Anders Lundegård was born in Växjö, Sweden, and made his debut as both soloist and broadcast performer at seventeen during a youth artist festival in Stockholm. He earned his undergraduate degree as a student of Christer Johnsson at the Royal Academy of Music in Stockholm, whereupon he received both a Fulbright and a Sweden – America Foundation award to continue his studies abroad. Lundegård completed his Master’s, Certificate of Performance and Doctoral degrees at Northwestern University, studying under the renowned saxophonist Frederick Hemke.

During this time he was the recipient of no less than three awards, toured with the Swedish chamber orchestra Musica Vitæ, had several works dedicated to him, and won the Northwestern Solo Concerto Competition, performing the subject of his dissertation: the Lars-Erik Larsson Saxophone Concerto.

Dr.

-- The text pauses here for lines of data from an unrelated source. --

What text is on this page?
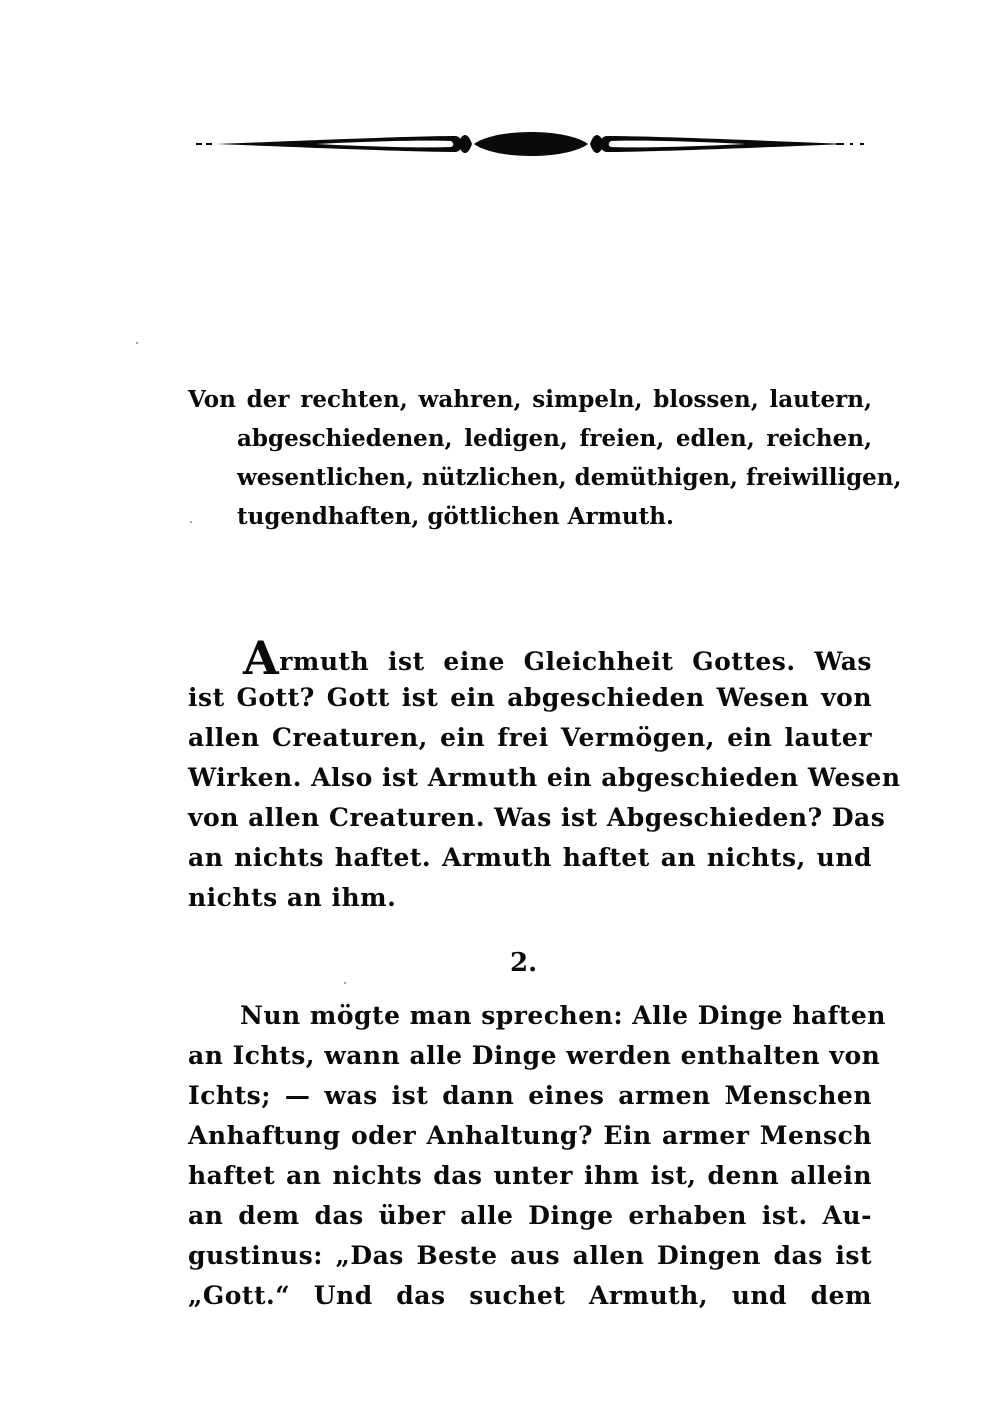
Von der rechten, wahren, simpeln, blossen, lautern,
abgeschiedenen, ledigen, freien, edlen, reichen,
wesentlichen, nützlichen, demüthigen, freiwilligen,
tugendhaften, göttlichen Armuth.
Armuth ist eine Gleichheit Gottes. Was
ist Gott? Gott ist ein abgeschieden Wesen von
allen Creaturen, ein frei Vermögen, ein lauter
Wirken. Also ist Armuth ein abgeschieden Wesen
von allen Creaturen. Was ist Abgeschieden? Das
an nichts haftet. Armuth haftet an nichts, und
nichts an ihm.
2.
Nun mögte man sprechen: Alle Dinge haften
an Ichts, wann alle Dinge werden enthalten von
Ichts; — was ist dann eines armen Menschen
Anhaftung oder Anhaltung? Ein armer Mensch
haftet an nichts das unter ihm ist, denn allein
an dem das über alle Dinge erhaben ist. Au-
gustinus: „Das Beste aus allen Dingen das ist
„Gott.“ Und das suchet Armuth, und dem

Lundegård has taught and toured extensively in Scandinavia and America, performing everything from contemporary chamber works to Baroque transcriptions and Classical concerti. As a young musician, Anders was inspired by an anecdote from the saxophone’s early experimental stages (1850s). During an informal visit to the Belgian inventor, Adolph Sax’s, sweatshop, the Italian composer Rossini proclaimed the sound of the new instrument as “the most tender and pleasing he had ever heard.”

Dr. Lundegård has devoted his career to capturing this original sound. He is particularly known for his solo recitals on alto and soprano sax, which include Bach Cello Suites (played at the original pitch) as well as Lundegård’s own compositions.